At the behest of Councilmember Tyrone Hampton, the working group will include at least two appointees impacted by eminent domain in Pasadena.

“You can’t have that conversation without someone who’s been affected at the table,” Hampton said.

All told, each councilmember will be able to nominate one member, the mayor two, and four at large appointments will include two members who were impacted by eminent domain.

The council unanimously approved the motion.

Gordo said the working group would act “to ensure we have a body that can has all of the insights that we need in order to move this project forward.”

The Stub is at the terminus of the once-planned 710 Freeway expansion through the area, and only recently turned over to local control by the state. It’s between California Boulevard and the 210 Freeway. While much of that terminus is a nondescript, dusty patch of gravel and dirt, the area represents nearly 2.5 million square feet of potential development next to the thriving Old Pasadena downtown district. Estimates have suggested the land’s development could generate tens of millions of dollars in economic benefits.

For years, officials have been eyeing the land for future development, but Monday’s vote — fueled by Caltrans’ recent relinquishment of the land to the city — was among the earliest formal steps by the city to do something with it.

The council agreed with a staff recommendation that the members of a 710 Planning Board should come from a variety of backgrounds — comprising a cross-section of the community. The effort should include, they said, people with professional and volunteer experience in urban design/planning/architecture, historic preservation, landscape architecture, transportation planning, outdoor/childhood education, economic development, development/real estate finance, engineering/construction, housing and community advocacy.

Officials envision a working group would be a body subject to public transparency laws while advising the City Council  on “high-level input on the vision, land use, transportation network, and related key policy topics for the project area,” according to a city report.

An overhead view of the 710 Stub in Pasadena. (City of Pasadena)
An overhead view of the 710 Stub in Pasadena. (City of Pasadena)

The idea is that “community engagement” will be key in developing a plan for an area hit hard by a now-defunct freeway plan that once displaced neighborhoods on land that was first seized through eminent domain beginning in 1964.

But a major takeaway from Monday night was the need, voiced by council members and residents, for a large-scale historical assessment that accounts for the toll the freeway plan took on the community, particularly among generations of people of color.
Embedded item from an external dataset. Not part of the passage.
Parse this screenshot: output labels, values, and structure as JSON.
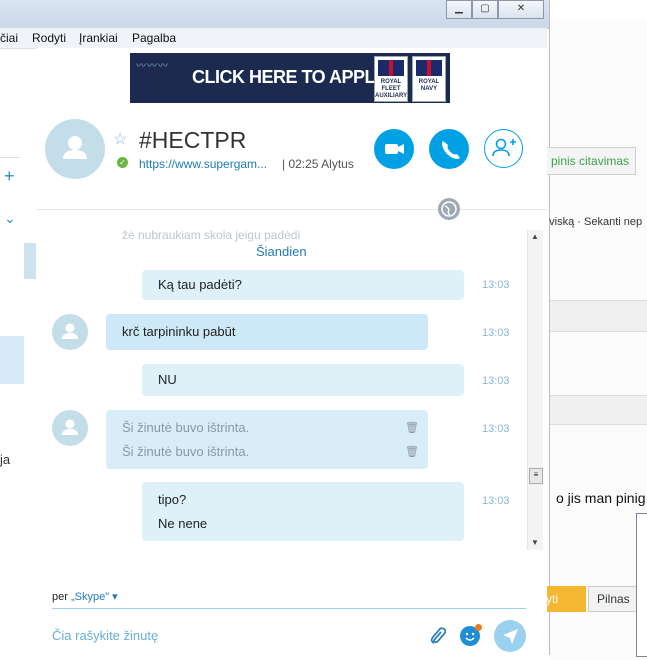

Officials said such a historical analysis is in the pipeline.

“History really needs to inform this process, community led, and also ensures those who were displaced and directly impacted, participate in and benefit from the solution, said Jasmine Shupper, a Pasadena resident and founder of Greenline Housing Foundation, focused on closing the racial wealth gap in housing.

Cities across the San Gabriel Valley — including Pasadena, Alhambra and South Pasadena — had worked to remove the 710 Freeway northerly extension project from the state’s highways plan for years to no avail. The extension would have included tunnel, proposed by Caltrans and the Los Angeles County Metropolitan Transportation Authority in 2009, to connect the 710 to the 210.

New development in the Stub area remains years away, but officials say “now is the time to begin planning for what the future of this area will be,” according to Monday’s report.

That plan will move through phases, including the selection of the working group, the hiring of a planning consultant, the creation of a financing plan, and ultimately public outreach through the advisory board and city commissions — all by the spring of this year. A vision plan and specific plan for the area will extend into next year and the year after, according to the city.

“Needles to say, this is an extremely important project for the entire city,” Councilmember Steve Madison said. “And we don’t get to do it twice. We have one shot at this, and we’ve got to do it right.”